Figures & data
Figure 1 Characterization of the mineral oil overlay model in NRK cells. Ischemia was induced in NRK cells by layering cells with PBS supplemented with 1.5-mM CaCl2 and 2-mM MgCl2 followed by mineral oil. After 3–6 hr, reperfusion was simulated by the removal of the mineral oil and the addition of normal growth medium to the cultures. (a) The impact of ischemia/reperfusion on cell number and cell viability was assessed using the Janus green, neutral red and ATP assays, respectively. Results are expressed as percentage of control from twelve replicate cell culture dishes; * indicates a significant difference in ATP levels as compared to control. (b) Nuclear lysates of ischemic NRK cells were prepared at the indicated times and separated by SDS-PAGE (12%). Following transfer, the blots were probed with a monoclonal anti–HIF-1α antibody. Signals were detected by ECL and autoradiography. Similar results were seen in three replicate experiments.
Figure 2 Impact of ischemia on cadherin and catenin protein expression and function in NRK cells. Ischemia was induced in NRK cells by layering cells with PBS supplemented with 1.5-mM CaCl2 and 2-mM MgCl2 followed by mineral oil. (a) NRK cell lysates were prepared at the given times and westerns were performed as previously described. Similar results were seen in three replicate experiments. (b) NRK extracts were immunoprecipitated with a goat polyclonal β-catenin antibody, and the immunoprecipitates were probed with a rabbit polyclonal α -catenin antibody. Following detection, the blots were stripped and reprobed with a monoclonal antibody against β-catenin as a loading control. Similar results were seen in two separate experiments. (c)Morphology of control and ischemic NRK cells, assessed by phase-contrast microscopy. The width of each field is 1600μ m.

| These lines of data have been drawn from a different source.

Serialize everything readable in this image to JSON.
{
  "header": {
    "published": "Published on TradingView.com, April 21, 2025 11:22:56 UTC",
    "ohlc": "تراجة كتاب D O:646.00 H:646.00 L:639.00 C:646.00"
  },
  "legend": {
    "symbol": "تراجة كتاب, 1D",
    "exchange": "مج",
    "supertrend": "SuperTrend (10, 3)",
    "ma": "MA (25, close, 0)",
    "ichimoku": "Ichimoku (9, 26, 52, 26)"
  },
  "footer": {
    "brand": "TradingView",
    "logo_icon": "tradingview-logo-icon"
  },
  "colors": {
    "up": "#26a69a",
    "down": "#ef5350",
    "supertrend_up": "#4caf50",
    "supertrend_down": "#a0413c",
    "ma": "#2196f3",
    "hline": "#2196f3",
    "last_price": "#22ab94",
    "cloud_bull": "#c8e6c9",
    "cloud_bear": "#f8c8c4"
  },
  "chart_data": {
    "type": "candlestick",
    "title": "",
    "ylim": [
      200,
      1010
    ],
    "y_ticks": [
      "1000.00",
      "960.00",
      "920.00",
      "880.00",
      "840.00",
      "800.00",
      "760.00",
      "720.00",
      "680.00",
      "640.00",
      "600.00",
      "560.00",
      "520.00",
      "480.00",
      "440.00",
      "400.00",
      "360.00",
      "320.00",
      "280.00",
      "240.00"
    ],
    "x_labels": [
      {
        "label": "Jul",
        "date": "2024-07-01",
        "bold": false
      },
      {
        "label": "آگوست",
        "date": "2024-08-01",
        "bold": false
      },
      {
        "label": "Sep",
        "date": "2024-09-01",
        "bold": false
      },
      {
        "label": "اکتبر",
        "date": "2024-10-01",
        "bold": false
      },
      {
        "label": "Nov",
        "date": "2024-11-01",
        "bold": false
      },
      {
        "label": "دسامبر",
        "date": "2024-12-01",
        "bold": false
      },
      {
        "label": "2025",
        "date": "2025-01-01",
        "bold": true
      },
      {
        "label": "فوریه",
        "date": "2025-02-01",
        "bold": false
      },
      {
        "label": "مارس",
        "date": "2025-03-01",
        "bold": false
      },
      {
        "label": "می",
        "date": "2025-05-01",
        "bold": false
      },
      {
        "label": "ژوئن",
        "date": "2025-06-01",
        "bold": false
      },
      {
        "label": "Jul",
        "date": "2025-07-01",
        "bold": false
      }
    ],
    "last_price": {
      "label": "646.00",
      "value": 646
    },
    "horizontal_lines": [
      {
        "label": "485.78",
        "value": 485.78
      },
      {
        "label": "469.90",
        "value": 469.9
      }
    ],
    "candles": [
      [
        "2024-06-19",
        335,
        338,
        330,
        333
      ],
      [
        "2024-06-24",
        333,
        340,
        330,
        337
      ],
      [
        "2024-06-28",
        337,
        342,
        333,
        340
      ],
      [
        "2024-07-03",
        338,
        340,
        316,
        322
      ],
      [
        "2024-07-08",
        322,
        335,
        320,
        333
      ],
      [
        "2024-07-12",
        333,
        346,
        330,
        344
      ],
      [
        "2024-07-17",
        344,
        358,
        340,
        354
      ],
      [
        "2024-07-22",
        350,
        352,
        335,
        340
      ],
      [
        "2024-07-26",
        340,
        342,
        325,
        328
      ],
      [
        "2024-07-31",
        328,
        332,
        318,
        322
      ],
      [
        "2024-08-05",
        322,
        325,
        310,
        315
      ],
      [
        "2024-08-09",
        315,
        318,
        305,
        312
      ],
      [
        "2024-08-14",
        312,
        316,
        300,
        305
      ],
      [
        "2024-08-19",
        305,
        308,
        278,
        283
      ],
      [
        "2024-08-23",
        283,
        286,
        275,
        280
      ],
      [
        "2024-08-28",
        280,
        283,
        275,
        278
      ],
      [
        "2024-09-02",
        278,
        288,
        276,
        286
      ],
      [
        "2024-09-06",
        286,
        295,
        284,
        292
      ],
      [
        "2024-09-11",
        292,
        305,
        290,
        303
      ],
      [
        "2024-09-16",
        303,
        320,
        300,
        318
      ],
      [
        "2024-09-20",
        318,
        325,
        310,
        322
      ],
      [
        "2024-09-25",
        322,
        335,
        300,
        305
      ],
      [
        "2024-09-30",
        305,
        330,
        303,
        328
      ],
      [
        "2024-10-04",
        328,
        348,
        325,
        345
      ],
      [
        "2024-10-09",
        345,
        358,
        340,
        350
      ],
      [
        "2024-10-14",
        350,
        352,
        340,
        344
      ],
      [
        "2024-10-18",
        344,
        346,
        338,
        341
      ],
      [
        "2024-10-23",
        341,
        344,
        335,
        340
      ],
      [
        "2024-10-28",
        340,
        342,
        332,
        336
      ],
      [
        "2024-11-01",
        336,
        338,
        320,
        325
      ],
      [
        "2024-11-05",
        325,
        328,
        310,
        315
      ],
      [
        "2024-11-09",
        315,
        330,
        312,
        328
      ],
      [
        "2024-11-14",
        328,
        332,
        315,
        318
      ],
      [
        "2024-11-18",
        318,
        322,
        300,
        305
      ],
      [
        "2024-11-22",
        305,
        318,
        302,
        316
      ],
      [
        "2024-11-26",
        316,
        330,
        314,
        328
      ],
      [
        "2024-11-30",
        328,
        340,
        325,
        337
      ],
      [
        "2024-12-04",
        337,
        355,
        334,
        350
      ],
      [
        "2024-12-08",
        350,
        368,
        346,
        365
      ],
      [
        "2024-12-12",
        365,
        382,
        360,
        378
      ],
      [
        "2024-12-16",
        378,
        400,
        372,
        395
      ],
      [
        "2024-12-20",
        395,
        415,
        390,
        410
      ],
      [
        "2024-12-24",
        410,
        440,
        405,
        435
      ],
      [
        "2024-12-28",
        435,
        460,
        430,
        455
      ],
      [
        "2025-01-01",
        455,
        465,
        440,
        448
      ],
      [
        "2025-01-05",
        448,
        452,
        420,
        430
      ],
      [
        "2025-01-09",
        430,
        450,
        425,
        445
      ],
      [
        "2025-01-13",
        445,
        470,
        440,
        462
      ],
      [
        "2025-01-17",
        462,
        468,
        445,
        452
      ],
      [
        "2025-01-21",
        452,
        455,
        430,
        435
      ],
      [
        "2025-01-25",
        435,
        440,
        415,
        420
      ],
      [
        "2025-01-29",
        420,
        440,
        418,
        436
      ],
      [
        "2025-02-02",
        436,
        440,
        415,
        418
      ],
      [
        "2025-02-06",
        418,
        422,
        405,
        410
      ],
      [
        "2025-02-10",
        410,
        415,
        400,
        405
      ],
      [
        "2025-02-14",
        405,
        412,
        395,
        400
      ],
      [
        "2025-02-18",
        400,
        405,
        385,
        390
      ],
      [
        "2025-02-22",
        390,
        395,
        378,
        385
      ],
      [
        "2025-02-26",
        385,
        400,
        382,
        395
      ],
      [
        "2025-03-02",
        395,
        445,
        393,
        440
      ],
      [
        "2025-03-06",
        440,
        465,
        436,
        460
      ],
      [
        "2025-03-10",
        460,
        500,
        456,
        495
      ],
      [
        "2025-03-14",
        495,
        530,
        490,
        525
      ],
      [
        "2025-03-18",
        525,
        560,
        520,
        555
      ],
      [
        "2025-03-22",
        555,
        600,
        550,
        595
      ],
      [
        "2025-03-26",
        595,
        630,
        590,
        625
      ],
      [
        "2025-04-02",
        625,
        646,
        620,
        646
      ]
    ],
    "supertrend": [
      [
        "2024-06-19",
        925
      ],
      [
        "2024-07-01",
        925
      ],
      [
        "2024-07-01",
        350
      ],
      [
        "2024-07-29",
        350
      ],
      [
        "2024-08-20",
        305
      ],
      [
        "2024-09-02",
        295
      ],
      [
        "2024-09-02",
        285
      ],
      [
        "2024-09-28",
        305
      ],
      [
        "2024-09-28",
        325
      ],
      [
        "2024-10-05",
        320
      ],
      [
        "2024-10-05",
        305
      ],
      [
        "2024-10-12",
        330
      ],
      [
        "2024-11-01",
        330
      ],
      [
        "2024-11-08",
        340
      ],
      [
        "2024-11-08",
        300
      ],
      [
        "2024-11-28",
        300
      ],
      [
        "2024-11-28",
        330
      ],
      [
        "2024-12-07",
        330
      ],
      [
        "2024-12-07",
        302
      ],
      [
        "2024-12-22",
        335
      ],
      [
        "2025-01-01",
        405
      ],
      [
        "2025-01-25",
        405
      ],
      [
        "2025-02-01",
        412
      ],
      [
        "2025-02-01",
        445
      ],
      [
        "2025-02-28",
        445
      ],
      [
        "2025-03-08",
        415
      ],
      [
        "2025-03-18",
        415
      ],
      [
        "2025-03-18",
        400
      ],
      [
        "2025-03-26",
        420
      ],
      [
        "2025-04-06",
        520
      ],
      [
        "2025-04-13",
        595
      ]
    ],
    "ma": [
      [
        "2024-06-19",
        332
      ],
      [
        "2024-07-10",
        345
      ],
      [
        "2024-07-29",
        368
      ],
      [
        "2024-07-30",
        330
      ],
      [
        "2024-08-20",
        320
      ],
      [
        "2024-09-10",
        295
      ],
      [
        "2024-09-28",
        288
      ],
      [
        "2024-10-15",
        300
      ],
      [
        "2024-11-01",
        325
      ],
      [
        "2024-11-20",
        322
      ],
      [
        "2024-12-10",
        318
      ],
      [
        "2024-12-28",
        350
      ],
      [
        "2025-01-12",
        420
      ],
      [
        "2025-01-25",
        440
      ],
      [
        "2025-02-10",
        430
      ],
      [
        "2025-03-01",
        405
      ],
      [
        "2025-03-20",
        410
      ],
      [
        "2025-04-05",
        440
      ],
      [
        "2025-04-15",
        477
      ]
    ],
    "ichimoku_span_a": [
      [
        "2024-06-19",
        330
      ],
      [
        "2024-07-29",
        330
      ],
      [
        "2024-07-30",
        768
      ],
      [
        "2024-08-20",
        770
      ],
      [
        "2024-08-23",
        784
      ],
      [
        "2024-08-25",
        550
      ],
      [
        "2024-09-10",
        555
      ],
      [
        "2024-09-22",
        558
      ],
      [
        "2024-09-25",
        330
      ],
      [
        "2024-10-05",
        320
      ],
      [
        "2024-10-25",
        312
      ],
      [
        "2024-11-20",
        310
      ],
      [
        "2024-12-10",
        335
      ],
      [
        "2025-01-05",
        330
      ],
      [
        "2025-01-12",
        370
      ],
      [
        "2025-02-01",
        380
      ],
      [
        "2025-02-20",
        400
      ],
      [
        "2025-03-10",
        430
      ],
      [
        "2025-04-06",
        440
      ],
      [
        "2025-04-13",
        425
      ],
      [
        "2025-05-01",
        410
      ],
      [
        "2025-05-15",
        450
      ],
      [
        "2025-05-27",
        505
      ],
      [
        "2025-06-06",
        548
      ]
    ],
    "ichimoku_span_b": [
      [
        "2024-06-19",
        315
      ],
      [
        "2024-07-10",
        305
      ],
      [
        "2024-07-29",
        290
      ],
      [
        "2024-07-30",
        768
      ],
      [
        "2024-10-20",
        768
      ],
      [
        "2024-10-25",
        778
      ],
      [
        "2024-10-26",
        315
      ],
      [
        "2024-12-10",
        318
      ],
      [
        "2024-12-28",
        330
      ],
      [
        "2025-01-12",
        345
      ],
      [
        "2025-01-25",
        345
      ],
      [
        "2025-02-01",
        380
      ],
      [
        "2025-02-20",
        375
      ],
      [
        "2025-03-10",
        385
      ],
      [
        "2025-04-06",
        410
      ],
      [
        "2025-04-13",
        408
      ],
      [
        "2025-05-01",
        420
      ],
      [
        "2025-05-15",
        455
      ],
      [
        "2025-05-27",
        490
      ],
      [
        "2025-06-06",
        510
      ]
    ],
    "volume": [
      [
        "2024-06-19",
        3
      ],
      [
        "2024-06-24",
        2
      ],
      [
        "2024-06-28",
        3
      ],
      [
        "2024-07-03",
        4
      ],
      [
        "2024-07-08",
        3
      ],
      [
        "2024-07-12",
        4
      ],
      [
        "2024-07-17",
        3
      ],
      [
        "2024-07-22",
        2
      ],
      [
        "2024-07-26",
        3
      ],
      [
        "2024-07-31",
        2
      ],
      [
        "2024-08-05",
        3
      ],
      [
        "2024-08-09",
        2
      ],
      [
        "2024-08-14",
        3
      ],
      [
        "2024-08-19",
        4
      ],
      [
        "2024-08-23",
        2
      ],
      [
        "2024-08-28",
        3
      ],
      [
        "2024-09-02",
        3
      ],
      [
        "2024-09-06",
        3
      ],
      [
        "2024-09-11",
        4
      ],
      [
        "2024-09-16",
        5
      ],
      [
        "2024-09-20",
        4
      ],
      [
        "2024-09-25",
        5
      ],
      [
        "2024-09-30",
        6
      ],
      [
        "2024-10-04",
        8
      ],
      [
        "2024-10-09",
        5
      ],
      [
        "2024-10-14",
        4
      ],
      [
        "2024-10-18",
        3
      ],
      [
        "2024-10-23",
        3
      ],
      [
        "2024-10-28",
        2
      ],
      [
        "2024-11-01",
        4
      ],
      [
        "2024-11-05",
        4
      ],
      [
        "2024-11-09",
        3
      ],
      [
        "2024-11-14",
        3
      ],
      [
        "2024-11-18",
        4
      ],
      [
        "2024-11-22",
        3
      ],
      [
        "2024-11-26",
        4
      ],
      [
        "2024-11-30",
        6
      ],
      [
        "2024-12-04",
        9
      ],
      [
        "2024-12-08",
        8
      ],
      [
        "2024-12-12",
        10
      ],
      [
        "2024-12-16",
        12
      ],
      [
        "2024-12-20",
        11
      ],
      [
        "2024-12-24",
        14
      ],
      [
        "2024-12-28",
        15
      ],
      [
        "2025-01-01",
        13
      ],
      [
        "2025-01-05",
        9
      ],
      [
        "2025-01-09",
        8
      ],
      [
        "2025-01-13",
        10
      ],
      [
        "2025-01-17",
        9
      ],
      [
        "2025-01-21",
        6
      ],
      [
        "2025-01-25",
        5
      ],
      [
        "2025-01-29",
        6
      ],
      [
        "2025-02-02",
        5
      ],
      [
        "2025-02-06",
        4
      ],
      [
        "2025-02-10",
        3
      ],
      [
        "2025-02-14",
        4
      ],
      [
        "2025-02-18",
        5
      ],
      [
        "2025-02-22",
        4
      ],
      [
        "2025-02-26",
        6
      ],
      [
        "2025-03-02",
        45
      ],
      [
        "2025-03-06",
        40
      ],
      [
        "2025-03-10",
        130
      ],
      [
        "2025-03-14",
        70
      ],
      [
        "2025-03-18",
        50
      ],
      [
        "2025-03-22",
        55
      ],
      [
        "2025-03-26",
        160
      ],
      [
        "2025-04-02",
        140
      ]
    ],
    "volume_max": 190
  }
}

Figure 3 Impact of ischemia/reperfusion on β-catenin signaling in NRK cells. (a) Ischemia was induced in NRK cells by layering cells with PBS supplemented with 1.5-mM CaCl2 and 2-mM MgCl2 followed by mineral oil. NRK cell lysates were prepared at the given times and Westerns were performed as previously described. Similar results were seen in three replicate experiments. The membranes were first probed with the phospho-specific antibodies, stripped and the reprobed with anti-GSK3β or β-catenin antibodies. NRK = control NRK cells incubated in growth medium; PBS = NRK cells incubated with PBS supplemented with Ca+ + and Mg+ + for 6 hr, but not with the mineral oil overlay to induce ischemia.(b) Ischemia was induced in NRK cells by layering cells with PBS supplemented with 1.5-mM CaCl2 and 2-mM MgCl2 followed by mineral oil for 6 hr; cells were reperfused for 3 hr. Cells were fixed in 2% paraformaldehyde, incubated with primary antibody (1:100) overnight at 4°C, with secondary antibody (1:200) 1 hr at room temperature, and detection was via immunofluorescence. Arrows indicate the presence of perinuclear β-catenin signal. The width of each field is 240 μ m; similar results were seen in four replicate experiments. (c) As a positive control, SW480 cells were stained for β-catenin using the same protocol; strong nuclear staining of β-catenin is seen in these cells. The image on the left is β-catenin staining; the image on the right is DAPI nuclear staining. (d) NRK cells transfected with the TOPFlash or FOPFlash reporter constructs were challenged by ischemia/reperfusion and harvested at the indicated time points for luciferase measurement. As a positive control, cells were challenged for 18 hr with 50-mM LiCl2. Results are presented as percentage of control (TOPFlash minus FOPFlash); each data point represents the mean ± SD of 9–12 dishes. (e) Quantiative PCR analysis of cyclin D1, c-myc, and c-jun gene expression in control, ischemic (6 hr) and ischemia–reperfusion (6 hr/3 hr) NRK cells; each data point represents the mean ± SD of 4 replicates.
Figure 4 Impact of chemical ischemia/reperfusion on ATP content and β-catenin signaling. (a) NRK cells were challenged with 10-mM NaCN in glucose-free media for 70 min, followed by reperfusion with normal growth media for 1hr. ATP content and β-catenin signaling (ratio of TOPFlash to FOPFlash) were assessed and the results presented as percentage of control for 9–12 dishes. (b) Cells were fixed in 2% paraformaldehyde, a monoclonal anti–β-catenin primary antibody (1:100) incubated overnight at 4°C with secondary antibody (1:200) incubated 1 hr at room temperature, and detection was via immunofluorescence. The width of each field is 240 μ m; similar results were seen in two replicate experiments.